Menurut Imam Khomeini, puasa Ramadhan memiliki makna tarbiyah (pendidikan) yang mendalam. Puasa bukan sekadar menahan diri dari makan, minum, dan kebutuhan fisik, melainkan merupakan perjalanan rohani menuju kesempurnaan insani. Bagi beliau, puasa adalah sarana untuk membersihkan jiwa dan mendekatkan diri kepada Tuhan (sayr wa suluk ilallah).
Imam Khomeini menekankan bahwa puasa merupakan latihan untuk mengendalikan hawa nafsu (riyadat al-nafs). Dalam karyanya Adab al-Salat, ia menjelaskan bagaimana puasa mampu memutus ketergantungan manusia pada hal-hal material serta memperkuat ikatan batin dengan Allah. Dengan demikian, puasa berperan sebagai alat untuk menundukkan jiwa ammarah (jiwa yang cenderung pada keburukan) dan mengembangkan jiwa muthmainnah (jiwa yang tenang dan damai).
Tidak hanya itu, Imam Khomeini juga menyatakan bahwa puasa adalah ibadah yang bersifat sirriyyah (rahasia), karena hanya Allah yang mengetahui tingkat keikhlasan seseorang dalam berpuasa. Dalam Sharh Du’a al-Sahar, beliau menekankan bahwa puasa melatih manusia untuk menghindari riya (pamer) dan menumbuhkan keikhlasan dalam beribadah. Puasa, menurutnya, adalah bentuk penghambaan murni di mana manusia melepaskan ego dan menyerahkan diri sepenuhnya kepada kehendak Ilahi.
Melalui perspektif irfan, puasa dianggap sebagai salah satu sarana untuk menaiki tangga spiritual. Imam Khomeini berpendapat bahwa puasa tidak hanya melatih kesabaran fisik, tetapi juga membangun kesabaran rohani (sabr ruhani), yang esensial dalam perjalanan mendekatkan diri kepada Allah.

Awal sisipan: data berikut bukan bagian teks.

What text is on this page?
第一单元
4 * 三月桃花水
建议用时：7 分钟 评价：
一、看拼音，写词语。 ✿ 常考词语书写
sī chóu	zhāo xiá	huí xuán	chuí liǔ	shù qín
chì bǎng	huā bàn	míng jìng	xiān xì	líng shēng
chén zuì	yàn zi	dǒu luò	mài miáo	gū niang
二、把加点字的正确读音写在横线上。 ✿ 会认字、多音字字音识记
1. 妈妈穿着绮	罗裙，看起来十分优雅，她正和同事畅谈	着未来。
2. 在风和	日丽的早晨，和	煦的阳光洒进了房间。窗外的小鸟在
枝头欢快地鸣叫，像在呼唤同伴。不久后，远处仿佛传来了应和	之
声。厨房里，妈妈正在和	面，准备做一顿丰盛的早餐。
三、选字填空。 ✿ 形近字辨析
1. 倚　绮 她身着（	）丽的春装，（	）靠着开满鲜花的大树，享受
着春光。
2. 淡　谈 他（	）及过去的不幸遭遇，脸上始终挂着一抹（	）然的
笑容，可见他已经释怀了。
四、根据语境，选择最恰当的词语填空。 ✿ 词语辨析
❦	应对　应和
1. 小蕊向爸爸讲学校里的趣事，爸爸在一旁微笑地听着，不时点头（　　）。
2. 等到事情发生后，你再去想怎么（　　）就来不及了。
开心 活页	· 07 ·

Beliau menganggap rasa lapar selama puasa sebagai cara untuk melemahkan nafsu serta memperkuat dominasi ruh dalam diri manusia.
Lewat penafsirannya terhadap ayat “La’allakum tattaqun” (agar kamu bertakwa), Imam Khomeini menekankan bahwa inti puasa adalah mencapai maqam taqwa, yaitu kesadaran penuh akan kehadiran Allah dalam setiap aspek kehidupan. Puasa yang diiringi dengan mujahadah (perjuangan melawan hawa nafsu) diyakini dapat memperkuat muraqabah (pengawasan diri) dan mempercepat pencapaian maqam tauhid.
Selain itu, dalam kitab Sirr al-Salat, Imam Khomeini menyebutkan bahwa puasa adalah latihan untuk membangun akhlak Ilahi. Ia berpendapat bahwa puasa tidak hanya sebatas menahan diri dari makan dan minum, melainkan juga menahan pandangan, ucapan, dan hati dari segala hal yang bertentangan dengan kehendak Allah.
Imam Khomeini juga menegaskan bahwa puasa Ramadhan merupakan proses penyucian diri yang mempersiapkan manusia untuk meraih kemuliaan malam Lailatul Qadar. Dalam Adab al-Salat, beliau menjelaskan bahwa rahmat dan cahaya Ilahi akan turun kepada hati yang telah dibersihkan dari kegelapan hawa nafsu.
Sebagai kesimpulan, dalam pandangan Imam Khomeini, puasa Ramadhan adalah sekolah rohani yang dirancang Allah untuk membentuk manusia kamil (manusia sempurna). Puasa memiliki dimensi lahiriah dan batiniah yang saling melengkapi, bertujuan membangun kesadaran tauhid, keikhlasan, dan penyucian jiwa. Melalui puasa, manusia diajak menempuh perjalanan spiritual menuju Tuhan, menyingkirkan hijab-hijab batin, dan mencapai maqam tertinggi dalam kehidupan rohani.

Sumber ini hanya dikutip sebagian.